Hospitality Will Become More About Friends Than Service - Inverse

Excerpt from Inverse

Airbnb offers its users a roof over their heads when they’re away from home. That, when it comes down to it, is what the Silicon Valley giant does. However, the man in charge of Airbnb’s hospitality says there’s something even more fundamental at the core of what Airbnb does that makes it so successful. Chip Conley, a hotelier with 30 years of experience under his belt, sees Airbnb as a boutique, personalized hotel taken to the next level. Airbnb is just the newest, most refined version of an old idea — one that’s come into vogue now that the experience of staying somewhere is as important as where someone stays.

Conley, who came over to Airbnb in 2013 as its Head of Global Hospitality and Strategy, knows what he’s talking about when it comes to personalized lodging. In 1987 founded Joie de Vivre Hospitality, which would go on to become the world’s second-largest boutique hotel chain. While speaking at San Francisco’s Worlds Fair Nano, a recent futurist convention, he explained how Airbnb’s greatest strength was actually a natural next step in the history of hotels and leisure travel.

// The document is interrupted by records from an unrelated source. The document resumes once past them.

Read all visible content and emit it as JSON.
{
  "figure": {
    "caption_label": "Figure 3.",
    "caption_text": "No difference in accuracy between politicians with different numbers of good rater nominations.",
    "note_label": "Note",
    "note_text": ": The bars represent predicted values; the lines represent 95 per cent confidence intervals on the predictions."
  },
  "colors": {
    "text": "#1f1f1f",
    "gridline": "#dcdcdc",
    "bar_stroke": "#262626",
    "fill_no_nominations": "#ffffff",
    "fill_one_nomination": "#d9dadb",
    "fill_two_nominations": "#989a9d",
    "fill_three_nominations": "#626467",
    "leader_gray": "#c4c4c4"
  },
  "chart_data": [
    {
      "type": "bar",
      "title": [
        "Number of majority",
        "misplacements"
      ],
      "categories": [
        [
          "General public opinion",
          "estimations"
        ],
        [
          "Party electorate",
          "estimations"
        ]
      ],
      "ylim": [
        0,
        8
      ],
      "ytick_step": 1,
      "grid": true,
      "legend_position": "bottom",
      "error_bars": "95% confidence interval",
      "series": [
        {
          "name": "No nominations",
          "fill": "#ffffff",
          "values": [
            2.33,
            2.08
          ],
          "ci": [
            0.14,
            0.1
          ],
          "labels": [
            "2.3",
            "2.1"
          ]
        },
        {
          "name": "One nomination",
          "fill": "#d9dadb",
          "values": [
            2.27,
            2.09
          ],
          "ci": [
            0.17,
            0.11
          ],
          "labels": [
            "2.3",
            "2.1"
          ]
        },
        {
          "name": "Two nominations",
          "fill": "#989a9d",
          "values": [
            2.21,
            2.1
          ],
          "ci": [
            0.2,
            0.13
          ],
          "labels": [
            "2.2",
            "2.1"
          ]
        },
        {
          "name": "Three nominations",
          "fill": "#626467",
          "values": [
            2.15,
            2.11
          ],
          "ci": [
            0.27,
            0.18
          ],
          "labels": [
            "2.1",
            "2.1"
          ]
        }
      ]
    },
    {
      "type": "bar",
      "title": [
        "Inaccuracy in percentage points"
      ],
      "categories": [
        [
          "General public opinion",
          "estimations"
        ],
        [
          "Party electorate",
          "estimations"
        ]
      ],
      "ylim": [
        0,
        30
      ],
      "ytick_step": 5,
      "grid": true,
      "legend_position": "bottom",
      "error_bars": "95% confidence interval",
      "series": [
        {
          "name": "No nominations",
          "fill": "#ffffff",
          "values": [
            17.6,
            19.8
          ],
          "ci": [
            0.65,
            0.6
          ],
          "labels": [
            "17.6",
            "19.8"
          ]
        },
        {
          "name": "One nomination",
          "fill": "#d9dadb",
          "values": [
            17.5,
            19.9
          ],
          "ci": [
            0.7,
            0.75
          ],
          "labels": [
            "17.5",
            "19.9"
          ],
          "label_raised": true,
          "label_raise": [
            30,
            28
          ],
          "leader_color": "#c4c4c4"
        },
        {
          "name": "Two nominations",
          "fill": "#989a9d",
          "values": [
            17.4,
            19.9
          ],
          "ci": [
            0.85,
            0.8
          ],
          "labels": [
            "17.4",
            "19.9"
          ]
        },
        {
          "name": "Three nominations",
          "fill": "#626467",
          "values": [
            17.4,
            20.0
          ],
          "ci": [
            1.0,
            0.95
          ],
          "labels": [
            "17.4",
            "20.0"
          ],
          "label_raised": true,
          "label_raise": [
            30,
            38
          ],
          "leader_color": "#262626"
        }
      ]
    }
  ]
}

As hotels changed from uniform rooms to more exciting ventures like hotel cruises and boutique hotels, it’s become clear that the greatest change to the hospitality industry was how travel became more and more accessible as the American middle class emerged.

“The more experienced you were as a traveler, the more you wanted to actually have a localized experience and something that felt unique,” said Conley explaining that this is what allowed Airbnb’s most banal feature to become its strongest selling point. After all, there is nothing more personal than staying in someone else’s home.